Philippines to Offer Offshore Oil Blocks in China-Claimed Areas

Posted on July 31, 2012


Hillary Clinton, US Secretary of State. Photographer: Brendan Smialowski/AFP/GettyImages

The Philippines will accept bids from oil and gas companies today to explore offshore areas claimed by China, risking renewed clashes as nations spurn joint development of energy resources in disputed waters.

The Philippines, which along with Vietnam rejects China’s so-called nine-dash map of the South China Sea as a basis for joint development, insists that the three blocks on offer fall under its jurisdiction. About 40 companies are prequalified to bid, including units of Total SA (FP), Exxon Mobil Corp. (XOM) (XOM) and Royal Dutch Shell Plc, according to Energy Undersecretary Jose Layug.

“Enhanced energy security is what’s important for us,” Ricky Carandang, a spokesman for Philippine President Benigno Aquino, said yesterday. “It’s important for the economy that we develop more indigenous sources of fuel and power.”

The Philippines, a U.S. ally, this month denounced “intimidation” from China and warned of possible “physical hostilities” at a regional security meeting that included Secretary of State Hillary Clinton. China last year chased away a survey ship doing work for the Philippines and has said companies need its permission to explore in areas up for bid.

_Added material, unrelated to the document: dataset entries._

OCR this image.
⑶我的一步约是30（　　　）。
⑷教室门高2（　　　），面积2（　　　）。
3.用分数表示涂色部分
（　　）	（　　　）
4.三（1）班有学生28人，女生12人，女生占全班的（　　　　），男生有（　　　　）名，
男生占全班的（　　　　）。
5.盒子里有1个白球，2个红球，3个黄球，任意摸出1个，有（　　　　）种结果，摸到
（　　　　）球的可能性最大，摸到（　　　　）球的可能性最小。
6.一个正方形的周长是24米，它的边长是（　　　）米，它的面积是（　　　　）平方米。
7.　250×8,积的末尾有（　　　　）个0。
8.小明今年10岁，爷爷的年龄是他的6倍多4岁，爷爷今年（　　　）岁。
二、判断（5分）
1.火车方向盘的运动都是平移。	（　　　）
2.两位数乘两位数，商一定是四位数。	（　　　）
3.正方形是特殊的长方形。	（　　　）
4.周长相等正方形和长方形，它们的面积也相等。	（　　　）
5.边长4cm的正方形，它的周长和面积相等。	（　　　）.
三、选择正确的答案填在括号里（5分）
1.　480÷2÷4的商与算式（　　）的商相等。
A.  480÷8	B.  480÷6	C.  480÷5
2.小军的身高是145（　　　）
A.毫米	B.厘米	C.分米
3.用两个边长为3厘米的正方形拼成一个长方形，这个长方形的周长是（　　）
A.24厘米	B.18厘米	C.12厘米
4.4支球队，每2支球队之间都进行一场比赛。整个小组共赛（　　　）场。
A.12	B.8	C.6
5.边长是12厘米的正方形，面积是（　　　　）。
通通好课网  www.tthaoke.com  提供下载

“None of the claimants to the South China Sea can really let each other’s claims go uncontested,” said Michael Wesley, executive director of the Lowy Institute for International Policy in Sydney. “If significant exploration and exploitation occur in contested waters, it’s highly likely that China will do something about it.”
Energy Needs

A tripartite agreement with China and Vietnam to jointly explore parts of the sea unraveled in 2008, prompting each nation to separately pursue the search for offshore oil and gas. China surpassed the U.S. as the world’s largest energy user in 2010, while the Philippines wants to reduce its near-total reliance on imports.

Philex Petroleum Corp. (PXP) Chairman and Chief Executive Officer Manuel Pangilinan said yesterday his company plans to join bidding along with Philodrill Corp. and London-based Pitkin Petroleum Plc. The group sees “better prospects” in Area 4 and Area 5, which are closer to the Philippines, he said.

Pangilinan declined to comment on talks with China National Offshore Oil Corp. over Reed Bank, an area where Chinese ships last year chased away a vessel working for Philex affiliate U.K.-based Forum Energy Plc. (FEP) In April, he said the territorial dispute may delay development of the area, which may contain the country’s largest natural gas field.
China Pressure

China probably won’t accept a deal that includes Forum Energy because it wants to only deal with companies from direct claimants, policy research group International Crisis Group said in a report this month. Reed Bank sits to the west of the blocks up for bid today.

“Reed Bank is likely to remain a flashpoint as the Philippines’ Philex Petroleum plans to start drilling in the area by August 2013,” the report said. “So far this has been held up by a lack of capital and potential partners, as major oil companies fear jeopardizing their relationship with China.”

The Philippines is “optimistic” it will receive bids for at least two of the three areas on offer today, Layug said by e- mail. Art Morado, managing director and chief executive officer of Pitkin Petroleum, said he wanted to avoid political risk as much as possible.

“My gut feeling is that as you go farther away from the Philippines going into the deeper waters, I think China will be more active there complaining about any activities,” he said by phone yesterday from Manila. “That will be riskier than blocks that are nearer to the Philippines.”
Deep-Water Rig

China has recently moved to secure more hydrocarbons in the South China Sea. China National Offshore, the government-owned parent of Cnooc Ltd. (883), last month invited foreign companies to explore offshore blocks that Vietnam had already awarded to companies including Exxon Mobil Corp. and OAO Gazprom. In May, Cnooc deployed China’s first deep-water drilling rig near disputed islands.

When asked earlier this year about Philippine plans to offer exploration blocks, foreign ministry spokesman Hong Lei reiterated China’s “indisputable sovereignty” over the area.

“It is illegal for any country or company to engage in oil and gas exploration activities in waters under China’s jurisdiction without the permission of the Chinese Government,” he said on Feb. 28, according to a transcript of the briefing.

The Philippines has sought U.S. help in improving its defense capabilities, acquiring a second Coast Guard cutter and planning to obtain marine patrol vessels and radar. The Philippines spent $2.2 billion on defense last year, compared with China’s $129 billion, according to data compiled by the Stockholm International Peace Research Institute.

“The bids are important because the exercise of sovereignty is best shown by the ability to exercise jurisdiction over the area,” Prospero de Vera, a political science professor at the University of the Philippines, said by phone. “The challenge there is, once you exercise sovereignty in the area, you must back up your words by protecting your interests in the area. That’s the catch.”